Menjelang sore, ibu, teh Adel, dan Hamiz berangkat menuju warung bu Hadi, sambil ‘ngabuburit’ menunggu waktu berbuka puasa. Ibu membeli beberapa bungkus kolak dan makanan untuk berbuka.

“Ibu, boleh aku beli ini?” Hamiz mengambil beberapa buah makanan.

“Sebanyak itu? Yakin kamu?” tanya teh Adel.

“Iya, kan bisa aku bagi dengan Andri dan Lilo nanti malam.” Hamiz mengambil tiga bungkus permen jelly,  tiga bungkus makanan ringan, dan donat kesukaannya, dan ia pun pulang dengan sebungkus besar makanan di tanganya.

Begitu terdengar adzan magrib, Hamiz menyambar kantong makanan yang ia beli di warung bu Hadi, ia memakan hampir seluruh isinya. Sementara yang lain membatalkan puasa dengan minum air hangat terlebih dahulu dan makan sop buah buatan Teh Adel.

“Ayo kita shalat magrib berjamaah terlebih dahulu,” ajak ayah.

“Aku mau makan dulu, Yah, gak tahan lapar,” jawab Hamiz.

“Shalat dulu dong, Miz, jadi makannya tenang, ayo cepat!” ajak teh Adel. Akhirnya Hamiz pun mengikuti ajakan keluarganya untuk berjamaah.

Usai shalat, Hamiz langsung menyambar piring dan mengisi penuh dengan masakan buatan ibu.

“Pelan-pelan dong, Nak, tidak baik makan terburu-buru, ucap Ayah.

Ayah dan ibu biasa makan nasi setelah shalat tarawih, mereka hanya memakan kolak yang dibeli ibu tadi sore. Teh Adel makan secukupnya, ia tidak mau terlalu kenyang. Setelah makan mereka semua bersiap untuk pergi tarawih berjamaah di masjid dekat rumah. Namun Hamiz tidak bisa bergerak, perutnya merasa sakit karena terlalu banyak makan.

“Ayah, aku ingin tarawih di masjid, tapi ini perutnya keras, sakit,” ungkap Hamiz.

“Kamu sih kebanyakan makan, semua masuk perut.

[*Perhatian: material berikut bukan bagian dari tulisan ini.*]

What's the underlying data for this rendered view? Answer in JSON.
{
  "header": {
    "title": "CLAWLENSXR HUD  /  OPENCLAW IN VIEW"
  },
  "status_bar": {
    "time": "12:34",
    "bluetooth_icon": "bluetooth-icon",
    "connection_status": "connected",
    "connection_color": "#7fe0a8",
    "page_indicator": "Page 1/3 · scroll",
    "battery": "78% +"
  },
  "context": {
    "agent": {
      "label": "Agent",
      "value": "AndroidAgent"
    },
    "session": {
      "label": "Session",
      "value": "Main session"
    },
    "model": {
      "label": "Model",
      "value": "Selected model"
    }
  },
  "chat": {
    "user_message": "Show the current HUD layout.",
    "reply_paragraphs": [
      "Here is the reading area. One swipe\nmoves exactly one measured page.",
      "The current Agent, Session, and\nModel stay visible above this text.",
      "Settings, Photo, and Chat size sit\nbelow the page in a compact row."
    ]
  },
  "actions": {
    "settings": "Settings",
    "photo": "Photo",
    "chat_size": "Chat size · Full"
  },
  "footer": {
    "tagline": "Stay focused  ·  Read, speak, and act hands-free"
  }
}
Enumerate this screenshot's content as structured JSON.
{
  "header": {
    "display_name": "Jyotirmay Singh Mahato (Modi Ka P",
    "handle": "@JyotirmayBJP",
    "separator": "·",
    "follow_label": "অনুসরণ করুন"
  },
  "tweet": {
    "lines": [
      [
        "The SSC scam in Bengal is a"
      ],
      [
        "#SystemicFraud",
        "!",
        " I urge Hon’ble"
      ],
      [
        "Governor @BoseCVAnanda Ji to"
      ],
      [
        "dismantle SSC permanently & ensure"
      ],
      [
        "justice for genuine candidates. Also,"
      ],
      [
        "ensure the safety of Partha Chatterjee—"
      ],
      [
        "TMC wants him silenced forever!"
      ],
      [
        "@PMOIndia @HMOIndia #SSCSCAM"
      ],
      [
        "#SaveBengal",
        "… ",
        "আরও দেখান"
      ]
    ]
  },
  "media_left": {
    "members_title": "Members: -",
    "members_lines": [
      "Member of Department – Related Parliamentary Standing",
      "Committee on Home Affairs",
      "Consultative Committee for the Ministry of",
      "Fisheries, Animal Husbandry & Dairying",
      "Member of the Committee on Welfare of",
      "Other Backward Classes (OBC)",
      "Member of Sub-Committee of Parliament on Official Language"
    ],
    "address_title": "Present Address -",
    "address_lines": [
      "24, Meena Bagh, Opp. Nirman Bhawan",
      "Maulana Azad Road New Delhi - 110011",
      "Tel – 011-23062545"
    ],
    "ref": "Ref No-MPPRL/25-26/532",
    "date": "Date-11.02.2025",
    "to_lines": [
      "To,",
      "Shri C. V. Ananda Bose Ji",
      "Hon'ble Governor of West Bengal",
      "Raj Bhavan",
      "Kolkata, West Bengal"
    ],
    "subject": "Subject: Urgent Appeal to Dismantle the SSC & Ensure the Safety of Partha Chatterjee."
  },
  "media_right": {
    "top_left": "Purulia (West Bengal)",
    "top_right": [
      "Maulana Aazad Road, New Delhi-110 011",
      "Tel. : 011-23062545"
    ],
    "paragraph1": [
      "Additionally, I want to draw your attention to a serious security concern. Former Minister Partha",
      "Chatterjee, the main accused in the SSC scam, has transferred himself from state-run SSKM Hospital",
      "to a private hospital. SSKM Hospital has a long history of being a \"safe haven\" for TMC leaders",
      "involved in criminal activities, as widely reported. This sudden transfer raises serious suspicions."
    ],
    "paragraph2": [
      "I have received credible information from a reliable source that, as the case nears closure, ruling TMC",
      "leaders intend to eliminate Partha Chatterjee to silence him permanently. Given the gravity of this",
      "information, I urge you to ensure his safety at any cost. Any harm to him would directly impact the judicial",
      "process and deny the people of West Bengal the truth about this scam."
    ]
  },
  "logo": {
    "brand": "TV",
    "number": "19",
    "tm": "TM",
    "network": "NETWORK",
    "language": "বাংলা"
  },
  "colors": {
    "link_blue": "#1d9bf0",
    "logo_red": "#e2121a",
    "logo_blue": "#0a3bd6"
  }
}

Ini es buahnya biar teteh habisin ya, kamu kan kenyang.” Teh Adel meledek adiknya.

“Aaa, jangan, itu es buah kesukaan aku,” teriak Hamiz.

“Sudah, sudah… Jadi gimana? Hamiz mau ikut ke masjid tidak?” tanya ibu.

“Perut aku sakit, ga bisa jalan, tapi aku pingin tarawih di masjid.” Hamiz merengek di depan keluarganya, hal ini membuat semuanya tertawa.

“Ya Sudah, Ibu dan teteh berangkat saja duluan ya, biar ayah dengan Hamiz nanti menyusul, atau nanti kami akan tarawih berdua di rumah,” ungkap ayah. Ibu dan teh Adel akhirnya berangkat berdua, ayah menunggu Hamiz agar sakitnya sedikit reda.

“Nah , terasa, kan, kalau makan tidak dengan aturan yang baik akan menyebabkan sakit. Harusnya tadi Hamiz makan dengan porsi yang pas, tidak terburu-buru, dan membatalkan puasa dengan minum air hangat dan sedikit makanan manis seperti kurma atau kolak.”

“Iya, ayah, aku menyesal, aku jadi tidak bisa tarawih ke masjid. Besok aku tidak akan lagi makan dengan sembarangan.” Jawab Hamiz

“Ya sudah, sekarang Hamiz istirahat sebentar, minum air hangat sedikit ya, setelahitu kita shalat isya dan tarawih.”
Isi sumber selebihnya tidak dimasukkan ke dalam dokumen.